For another chokepoint flop, China’s economic intimidation of Taiwan coupled with military and diplomatic pressure has only pushed Taipei towards the West, such that the island is entrenched in its security, supply chains and investments.
Critical minerals, finance, technology and trade depend on the legal system for their power as economic weapons. Geography is a chokepoint that relies on military force for empowerment, as shown by how Iranian threats of drones, mines, missiles and armed speedboats have turned a global lifeline, the Strait of Hormuz, into a chokepoint.
The world hosts many other potential marine chokepoints, natural and man-made. But shipping has alternative routes to most. In time, even reliance on the Strait of Hormuz, which has no alternative sea route, can be reduced. Pipelines can be built to transport oil and gas. Rail and trucking options exist. Production of blocked non-energy essentials can shift elsewhere.
But the immediate economic cost of chokepoints is prompting countries to protect against such shocks. US foes are already defusing Washington’s weaponisation of the greenback, Wall Street and Silicon Valley.
As Washington recognises its fading leverage, the US and allies will prioritise their economic security. The vicious cycle will hark to the warning from Eswar Prasad, the author of Doom Loop, that the world is embarking on the era ‘in which economic, political, and geopolitical forces bring out the worst in one another’.
As defensive measures against chokepoints fragment globalisation, chokepoints will become even less able to achieve political goals.

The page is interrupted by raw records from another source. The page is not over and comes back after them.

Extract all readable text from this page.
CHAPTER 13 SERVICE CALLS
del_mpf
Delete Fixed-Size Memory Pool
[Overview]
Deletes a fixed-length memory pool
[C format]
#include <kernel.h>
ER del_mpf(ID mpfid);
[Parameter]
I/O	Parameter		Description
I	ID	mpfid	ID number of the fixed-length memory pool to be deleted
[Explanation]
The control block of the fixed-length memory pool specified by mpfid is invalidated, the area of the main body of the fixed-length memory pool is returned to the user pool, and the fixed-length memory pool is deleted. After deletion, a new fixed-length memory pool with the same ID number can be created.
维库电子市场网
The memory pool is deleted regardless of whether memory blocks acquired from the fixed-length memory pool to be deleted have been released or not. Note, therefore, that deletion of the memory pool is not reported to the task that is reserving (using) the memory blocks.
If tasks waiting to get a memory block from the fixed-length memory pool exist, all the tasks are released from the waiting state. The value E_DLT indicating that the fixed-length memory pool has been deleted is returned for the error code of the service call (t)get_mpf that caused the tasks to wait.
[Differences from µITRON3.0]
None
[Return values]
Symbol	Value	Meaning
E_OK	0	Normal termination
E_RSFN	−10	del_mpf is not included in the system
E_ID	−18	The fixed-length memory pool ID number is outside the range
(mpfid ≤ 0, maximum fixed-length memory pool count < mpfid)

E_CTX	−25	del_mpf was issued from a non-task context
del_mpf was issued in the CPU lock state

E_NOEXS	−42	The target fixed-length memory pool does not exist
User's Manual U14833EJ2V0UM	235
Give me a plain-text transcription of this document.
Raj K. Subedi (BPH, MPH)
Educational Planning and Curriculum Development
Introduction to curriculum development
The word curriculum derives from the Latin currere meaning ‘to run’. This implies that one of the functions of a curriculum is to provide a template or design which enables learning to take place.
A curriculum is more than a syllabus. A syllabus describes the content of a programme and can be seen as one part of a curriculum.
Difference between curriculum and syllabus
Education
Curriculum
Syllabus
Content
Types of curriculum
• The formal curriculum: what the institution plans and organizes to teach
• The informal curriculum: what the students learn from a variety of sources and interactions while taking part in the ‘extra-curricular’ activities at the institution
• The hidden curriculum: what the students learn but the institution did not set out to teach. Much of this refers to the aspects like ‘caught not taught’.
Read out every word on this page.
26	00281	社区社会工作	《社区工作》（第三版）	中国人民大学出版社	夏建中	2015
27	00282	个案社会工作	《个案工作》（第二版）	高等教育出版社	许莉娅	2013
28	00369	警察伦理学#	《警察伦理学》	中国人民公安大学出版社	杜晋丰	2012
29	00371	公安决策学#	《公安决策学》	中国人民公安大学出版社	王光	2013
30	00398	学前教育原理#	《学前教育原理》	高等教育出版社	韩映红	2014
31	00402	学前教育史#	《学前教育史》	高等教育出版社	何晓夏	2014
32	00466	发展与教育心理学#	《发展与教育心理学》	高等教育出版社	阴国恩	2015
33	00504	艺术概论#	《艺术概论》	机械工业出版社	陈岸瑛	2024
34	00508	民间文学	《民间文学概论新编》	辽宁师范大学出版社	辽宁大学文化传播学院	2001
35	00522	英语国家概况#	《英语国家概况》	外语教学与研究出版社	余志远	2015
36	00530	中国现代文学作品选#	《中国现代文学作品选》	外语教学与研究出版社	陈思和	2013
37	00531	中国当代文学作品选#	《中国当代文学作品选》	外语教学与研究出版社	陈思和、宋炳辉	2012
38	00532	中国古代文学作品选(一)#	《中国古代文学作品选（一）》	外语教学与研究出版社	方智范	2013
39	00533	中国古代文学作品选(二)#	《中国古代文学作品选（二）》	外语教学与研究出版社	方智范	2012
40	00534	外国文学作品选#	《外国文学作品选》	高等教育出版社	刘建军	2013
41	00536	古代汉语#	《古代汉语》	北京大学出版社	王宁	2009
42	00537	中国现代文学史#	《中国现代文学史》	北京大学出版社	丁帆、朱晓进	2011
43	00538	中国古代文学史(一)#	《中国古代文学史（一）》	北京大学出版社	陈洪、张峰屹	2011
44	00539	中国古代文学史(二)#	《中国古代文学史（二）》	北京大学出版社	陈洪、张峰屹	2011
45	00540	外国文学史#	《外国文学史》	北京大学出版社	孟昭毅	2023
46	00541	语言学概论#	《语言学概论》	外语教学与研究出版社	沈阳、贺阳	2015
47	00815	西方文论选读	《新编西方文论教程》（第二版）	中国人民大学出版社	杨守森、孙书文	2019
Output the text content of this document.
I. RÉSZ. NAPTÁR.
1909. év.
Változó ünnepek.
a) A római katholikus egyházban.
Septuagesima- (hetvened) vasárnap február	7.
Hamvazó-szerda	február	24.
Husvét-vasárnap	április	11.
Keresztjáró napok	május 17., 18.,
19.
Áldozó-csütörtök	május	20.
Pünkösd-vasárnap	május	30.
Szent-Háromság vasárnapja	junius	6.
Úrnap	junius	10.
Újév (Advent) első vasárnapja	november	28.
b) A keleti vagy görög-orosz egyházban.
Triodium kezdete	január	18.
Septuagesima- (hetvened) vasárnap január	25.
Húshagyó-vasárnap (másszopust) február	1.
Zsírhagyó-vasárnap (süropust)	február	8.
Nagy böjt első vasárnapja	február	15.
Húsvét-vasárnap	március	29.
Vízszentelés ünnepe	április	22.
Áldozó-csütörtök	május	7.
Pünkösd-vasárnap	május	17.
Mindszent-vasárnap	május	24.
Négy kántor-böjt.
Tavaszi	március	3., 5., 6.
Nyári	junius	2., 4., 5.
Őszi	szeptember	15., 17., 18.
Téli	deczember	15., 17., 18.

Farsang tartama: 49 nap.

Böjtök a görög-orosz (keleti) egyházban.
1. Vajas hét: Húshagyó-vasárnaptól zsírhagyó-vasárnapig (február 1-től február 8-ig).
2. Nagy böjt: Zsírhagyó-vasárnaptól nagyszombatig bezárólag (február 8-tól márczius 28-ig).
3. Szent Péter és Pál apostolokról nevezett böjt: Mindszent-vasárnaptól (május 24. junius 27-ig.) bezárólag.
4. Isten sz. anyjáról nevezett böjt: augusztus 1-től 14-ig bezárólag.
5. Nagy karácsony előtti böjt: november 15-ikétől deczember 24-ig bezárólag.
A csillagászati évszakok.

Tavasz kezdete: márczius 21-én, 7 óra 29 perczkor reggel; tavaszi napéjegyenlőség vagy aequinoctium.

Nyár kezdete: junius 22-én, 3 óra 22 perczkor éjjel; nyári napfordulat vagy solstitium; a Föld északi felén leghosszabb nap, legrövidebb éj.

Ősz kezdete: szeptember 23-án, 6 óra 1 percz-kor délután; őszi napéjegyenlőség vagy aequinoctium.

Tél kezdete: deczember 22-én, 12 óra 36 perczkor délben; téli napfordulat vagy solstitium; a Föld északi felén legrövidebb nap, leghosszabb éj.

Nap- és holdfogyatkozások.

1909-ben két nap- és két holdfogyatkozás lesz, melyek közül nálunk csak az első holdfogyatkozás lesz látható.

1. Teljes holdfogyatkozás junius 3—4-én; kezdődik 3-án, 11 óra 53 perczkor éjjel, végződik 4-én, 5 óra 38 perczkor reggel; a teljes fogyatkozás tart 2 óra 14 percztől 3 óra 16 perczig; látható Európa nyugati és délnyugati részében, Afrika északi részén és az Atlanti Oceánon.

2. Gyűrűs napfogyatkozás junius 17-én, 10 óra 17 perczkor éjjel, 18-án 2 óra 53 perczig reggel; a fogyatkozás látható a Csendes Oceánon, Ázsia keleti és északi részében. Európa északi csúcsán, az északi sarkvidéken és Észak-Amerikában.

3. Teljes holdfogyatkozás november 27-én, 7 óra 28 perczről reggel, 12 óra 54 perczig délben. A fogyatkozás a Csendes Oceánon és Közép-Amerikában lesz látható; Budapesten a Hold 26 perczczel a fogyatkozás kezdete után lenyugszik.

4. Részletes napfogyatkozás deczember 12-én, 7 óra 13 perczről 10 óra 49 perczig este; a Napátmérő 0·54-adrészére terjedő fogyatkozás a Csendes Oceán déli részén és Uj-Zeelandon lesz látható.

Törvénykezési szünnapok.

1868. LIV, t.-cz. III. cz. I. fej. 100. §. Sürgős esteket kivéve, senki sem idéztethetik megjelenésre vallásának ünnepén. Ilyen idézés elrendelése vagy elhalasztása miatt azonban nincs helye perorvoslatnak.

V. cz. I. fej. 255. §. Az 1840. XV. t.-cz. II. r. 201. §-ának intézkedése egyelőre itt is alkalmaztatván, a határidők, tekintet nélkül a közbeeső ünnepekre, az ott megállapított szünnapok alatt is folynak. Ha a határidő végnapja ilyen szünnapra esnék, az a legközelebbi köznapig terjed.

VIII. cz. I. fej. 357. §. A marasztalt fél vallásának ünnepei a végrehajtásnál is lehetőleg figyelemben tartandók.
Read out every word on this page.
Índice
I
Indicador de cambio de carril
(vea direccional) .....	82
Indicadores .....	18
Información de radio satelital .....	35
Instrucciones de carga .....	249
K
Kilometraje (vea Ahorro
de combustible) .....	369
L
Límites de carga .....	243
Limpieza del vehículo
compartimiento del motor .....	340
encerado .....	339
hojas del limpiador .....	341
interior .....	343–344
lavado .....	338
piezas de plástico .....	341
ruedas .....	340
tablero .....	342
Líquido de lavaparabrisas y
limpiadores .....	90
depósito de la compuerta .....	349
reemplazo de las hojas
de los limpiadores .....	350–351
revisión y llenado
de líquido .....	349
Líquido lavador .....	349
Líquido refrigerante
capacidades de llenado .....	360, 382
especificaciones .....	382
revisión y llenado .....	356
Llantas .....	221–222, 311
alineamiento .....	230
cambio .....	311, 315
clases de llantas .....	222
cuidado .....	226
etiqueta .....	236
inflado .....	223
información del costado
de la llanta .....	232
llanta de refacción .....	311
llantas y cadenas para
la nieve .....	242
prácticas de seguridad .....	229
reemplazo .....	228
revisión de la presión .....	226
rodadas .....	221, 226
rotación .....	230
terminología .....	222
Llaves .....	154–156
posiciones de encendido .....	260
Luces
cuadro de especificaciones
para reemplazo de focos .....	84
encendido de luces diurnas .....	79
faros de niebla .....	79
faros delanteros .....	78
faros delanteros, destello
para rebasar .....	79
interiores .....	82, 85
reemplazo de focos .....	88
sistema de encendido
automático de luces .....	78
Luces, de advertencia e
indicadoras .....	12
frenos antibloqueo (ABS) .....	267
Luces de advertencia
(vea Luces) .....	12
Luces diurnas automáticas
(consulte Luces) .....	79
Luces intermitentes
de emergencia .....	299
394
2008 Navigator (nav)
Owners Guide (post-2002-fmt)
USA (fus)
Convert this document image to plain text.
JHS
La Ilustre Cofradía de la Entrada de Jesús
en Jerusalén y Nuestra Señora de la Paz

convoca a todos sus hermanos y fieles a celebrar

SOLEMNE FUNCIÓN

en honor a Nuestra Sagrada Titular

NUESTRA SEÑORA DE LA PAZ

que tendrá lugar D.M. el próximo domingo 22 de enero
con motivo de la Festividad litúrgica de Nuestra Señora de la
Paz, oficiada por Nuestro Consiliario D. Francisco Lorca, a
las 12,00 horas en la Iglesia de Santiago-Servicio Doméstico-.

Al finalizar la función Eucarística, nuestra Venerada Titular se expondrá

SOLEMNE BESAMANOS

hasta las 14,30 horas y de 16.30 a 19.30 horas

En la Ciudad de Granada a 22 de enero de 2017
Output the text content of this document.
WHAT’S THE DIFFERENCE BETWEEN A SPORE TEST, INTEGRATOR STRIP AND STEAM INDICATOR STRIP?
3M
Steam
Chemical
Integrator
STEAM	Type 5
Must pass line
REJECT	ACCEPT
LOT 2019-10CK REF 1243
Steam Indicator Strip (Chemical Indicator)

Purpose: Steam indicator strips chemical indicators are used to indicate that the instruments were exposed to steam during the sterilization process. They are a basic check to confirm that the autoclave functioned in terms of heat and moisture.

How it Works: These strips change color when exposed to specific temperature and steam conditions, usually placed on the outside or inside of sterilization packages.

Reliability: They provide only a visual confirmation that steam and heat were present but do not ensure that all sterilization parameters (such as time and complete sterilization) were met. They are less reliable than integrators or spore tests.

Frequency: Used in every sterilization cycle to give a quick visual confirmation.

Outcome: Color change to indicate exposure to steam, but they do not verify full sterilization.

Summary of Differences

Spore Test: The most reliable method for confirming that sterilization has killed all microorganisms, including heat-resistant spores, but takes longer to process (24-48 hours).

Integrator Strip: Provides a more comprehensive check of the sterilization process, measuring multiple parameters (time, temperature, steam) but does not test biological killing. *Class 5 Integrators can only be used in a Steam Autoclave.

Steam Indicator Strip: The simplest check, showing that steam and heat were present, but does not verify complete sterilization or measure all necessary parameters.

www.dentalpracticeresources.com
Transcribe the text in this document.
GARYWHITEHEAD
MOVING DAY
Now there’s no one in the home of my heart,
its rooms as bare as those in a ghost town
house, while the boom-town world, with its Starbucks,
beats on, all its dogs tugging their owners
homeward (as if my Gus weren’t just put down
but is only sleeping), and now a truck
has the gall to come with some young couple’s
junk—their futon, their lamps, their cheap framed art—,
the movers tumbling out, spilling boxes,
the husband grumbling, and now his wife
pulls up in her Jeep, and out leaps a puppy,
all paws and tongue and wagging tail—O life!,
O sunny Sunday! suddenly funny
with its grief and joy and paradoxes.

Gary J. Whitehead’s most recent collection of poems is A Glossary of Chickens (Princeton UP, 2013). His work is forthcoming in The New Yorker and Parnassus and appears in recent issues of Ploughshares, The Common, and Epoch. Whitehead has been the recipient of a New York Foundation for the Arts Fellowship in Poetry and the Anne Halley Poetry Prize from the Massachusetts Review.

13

But expect more of them as inflicting chokeholds makes politicians look responsive.
Sanctions, to be sure, are preferable to warfare. But their political failures often make them a prelude to combat. For all the rising profile of chokepoints, in geoeconomics they are subservient to industry policy, especially China’s. The US oil blockade of Cuba could prove politically effective. But that’s an act of war.
Leaders need to recognise the political futility of chokepoints. The reason the 1973 oil price shock was politically effective was that revenge is a modest goal.